Since 1970, one by one the fundamental tenets of the Christian faith have been systematically undermined, so that now almost every day we hear some new horror. A bishop, Michael Nazir-Ali no less, is reported in the press to be suggesting that if Christ’s body were to be found in Palestine it would not do much to the Christian faith. ‘Obviously it would pose a problem, but we would have an enormous amount left’. So if Christ be not risen, then no longer would our preaching and our faith be in vain. Another bishop appears to be testing the waters with a Synod committee’s new proposals for remarriage in church after divorce, full of safeguards which those honed by the cynicism which comes with years of watching church politicians know will be abandoned at the first fence. Yet another whom I heard recently is removing from prayers and sermon all personal pronouns of ‘he’, ‘him’, and ‘his’ in speaking to God; a heresy which, like so many has crossed the Atlantic and which denies our Lord’s own revelation of God as one whom we can call Abba, Father. On the better side though, how did a man like James Jones slip through the Crown Appointments net, when it now seems received wisdom that every new diocesan bishop is required to be in favour of legitimising homosexuality as an acceptable Christian lifestyle?
Persistent Antics
Since 1970 it has of course been gospel truth that the church must become relevant and credible to the world, that St Paul had been mistaken in suggesting, from his own outworn cultural inhibitions, that we should not be conformed to the world rather transform it by the renewing of our minds. Yet ten years on from then it should have become obvious that this has had the opposite effect of attracting new converts and instead was turning away the faithful. Unfortunately, the policy of the 1970s was intensified in the 1980s and even with the accession to the chair of St Augustine in 1990 of a new archbishop, whose heart and faith is certainly in the right place, it has so far apparently proved impossible for him to break the powerful grip of the liberal establishment. Every crisis brings a dose of the same medicine that has made the Church of England either the despair of the laughing stock of those who watch its antics.

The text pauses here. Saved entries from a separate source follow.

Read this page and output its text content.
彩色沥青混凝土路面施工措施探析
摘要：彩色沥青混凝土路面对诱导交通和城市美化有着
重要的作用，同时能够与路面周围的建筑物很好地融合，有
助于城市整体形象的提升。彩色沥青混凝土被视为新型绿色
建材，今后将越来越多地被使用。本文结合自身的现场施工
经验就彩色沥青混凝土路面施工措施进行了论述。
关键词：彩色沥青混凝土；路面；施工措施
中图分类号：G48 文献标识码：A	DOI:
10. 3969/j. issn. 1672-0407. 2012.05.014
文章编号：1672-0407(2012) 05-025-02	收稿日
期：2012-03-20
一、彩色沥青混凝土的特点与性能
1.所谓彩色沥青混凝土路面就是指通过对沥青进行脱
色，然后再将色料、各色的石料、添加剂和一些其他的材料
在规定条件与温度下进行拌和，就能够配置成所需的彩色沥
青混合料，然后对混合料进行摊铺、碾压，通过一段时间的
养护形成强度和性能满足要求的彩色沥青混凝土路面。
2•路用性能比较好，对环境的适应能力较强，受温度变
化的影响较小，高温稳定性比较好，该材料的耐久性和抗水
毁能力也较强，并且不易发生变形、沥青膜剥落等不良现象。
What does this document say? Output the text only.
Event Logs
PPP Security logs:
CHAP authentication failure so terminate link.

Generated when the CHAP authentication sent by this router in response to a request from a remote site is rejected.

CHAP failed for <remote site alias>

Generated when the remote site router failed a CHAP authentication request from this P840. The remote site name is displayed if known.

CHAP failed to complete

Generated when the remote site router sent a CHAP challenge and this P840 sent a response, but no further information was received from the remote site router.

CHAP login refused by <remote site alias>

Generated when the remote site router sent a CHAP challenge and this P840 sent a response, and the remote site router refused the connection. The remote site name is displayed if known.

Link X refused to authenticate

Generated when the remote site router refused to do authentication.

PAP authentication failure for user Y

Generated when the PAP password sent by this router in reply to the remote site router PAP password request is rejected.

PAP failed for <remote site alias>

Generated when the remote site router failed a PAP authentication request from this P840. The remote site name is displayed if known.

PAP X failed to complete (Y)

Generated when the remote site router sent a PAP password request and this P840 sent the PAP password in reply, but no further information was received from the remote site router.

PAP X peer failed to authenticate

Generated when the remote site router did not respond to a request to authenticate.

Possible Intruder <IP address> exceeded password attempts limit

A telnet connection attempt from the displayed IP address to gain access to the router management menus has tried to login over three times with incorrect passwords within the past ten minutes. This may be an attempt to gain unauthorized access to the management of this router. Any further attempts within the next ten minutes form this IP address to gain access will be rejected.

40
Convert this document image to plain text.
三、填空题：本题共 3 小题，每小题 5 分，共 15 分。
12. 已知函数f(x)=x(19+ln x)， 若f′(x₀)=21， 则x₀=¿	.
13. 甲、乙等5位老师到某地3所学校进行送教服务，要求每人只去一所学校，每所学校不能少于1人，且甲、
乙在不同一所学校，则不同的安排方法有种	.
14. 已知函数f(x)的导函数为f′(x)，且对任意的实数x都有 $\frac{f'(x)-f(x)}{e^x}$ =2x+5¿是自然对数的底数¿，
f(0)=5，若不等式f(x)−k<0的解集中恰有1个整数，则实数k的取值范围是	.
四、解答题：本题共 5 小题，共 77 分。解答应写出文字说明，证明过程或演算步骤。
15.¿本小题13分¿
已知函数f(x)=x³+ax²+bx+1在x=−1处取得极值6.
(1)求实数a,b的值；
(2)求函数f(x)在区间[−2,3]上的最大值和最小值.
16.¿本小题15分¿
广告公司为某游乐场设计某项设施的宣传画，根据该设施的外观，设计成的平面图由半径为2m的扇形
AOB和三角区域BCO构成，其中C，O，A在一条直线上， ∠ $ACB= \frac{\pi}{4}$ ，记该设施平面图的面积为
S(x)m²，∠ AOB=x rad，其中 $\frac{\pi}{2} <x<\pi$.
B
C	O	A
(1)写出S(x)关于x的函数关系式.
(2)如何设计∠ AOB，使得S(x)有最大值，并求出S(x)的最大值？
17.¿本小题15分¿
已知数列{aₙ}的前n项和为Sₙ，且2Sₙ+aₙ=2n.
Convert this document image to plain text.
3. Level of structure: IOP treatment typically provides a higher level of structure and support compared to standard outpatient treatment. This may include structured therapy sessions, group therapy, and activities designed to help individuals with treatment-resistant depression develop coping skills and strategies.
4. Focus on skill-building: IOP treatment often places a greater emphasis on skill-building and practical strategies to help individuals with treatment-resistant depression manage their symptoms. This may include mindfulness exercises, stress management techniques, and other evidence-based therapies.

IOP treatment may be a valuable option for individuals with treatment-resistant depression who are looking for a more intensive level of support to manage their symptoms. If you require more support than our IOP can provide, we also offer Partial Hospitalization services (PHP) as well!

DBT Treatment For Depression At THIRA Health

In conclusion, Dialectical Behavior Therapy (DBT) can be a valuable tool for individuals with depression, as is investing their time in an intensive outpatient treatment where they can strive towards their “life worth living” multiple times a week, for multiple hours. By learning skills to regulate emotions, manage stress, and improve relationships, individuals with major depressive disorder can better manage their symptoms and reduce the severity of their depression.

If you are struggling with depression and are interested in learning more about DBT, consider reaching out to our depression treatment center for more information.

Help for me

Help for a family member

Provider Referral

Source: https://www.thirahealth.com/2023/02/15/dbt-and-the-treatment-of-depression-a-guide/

Yet it is God’s Church and he (if I may be forgiven) has a way of bringing light out of the worst darkness. Whatever realms of secular fantasy the bishops may inhabit, the ordinary people, young and old, have a spiritual hunger and will hear the word gladly if it is offered to them. Just as we trace our Christian ancestry in the end to none other than the 120 who gathered at the first Pentecost, so we have their example of what may be achieved if we set aside our own comfort and advancement simply to live in the power of the Spirit. It is why he called us in the first place, at this dark time in the church’s life. One day a new church – perhaps unlike anything we can now imagine, but firm in the faith and in the word of God – will arise form the ashes left by befuddled and empty liberalism.
The Price to Pay
One final statistic: since 1970 usual Sunday attendance has declined by 526,000 worshippers. If a line were drawn from Harwich to the Bristol Channel, the number of people who worshipped in 1996 on an average Sunday in the Church of England north of that line is about 526,000. So in twenty-six years it is as if the equivalent of all those worshippers have given up their adherence to the Church of England. Where have they gone and does no one want them back? Or is the price – a return to creeds and scripture – too great a price for a modern church to pay?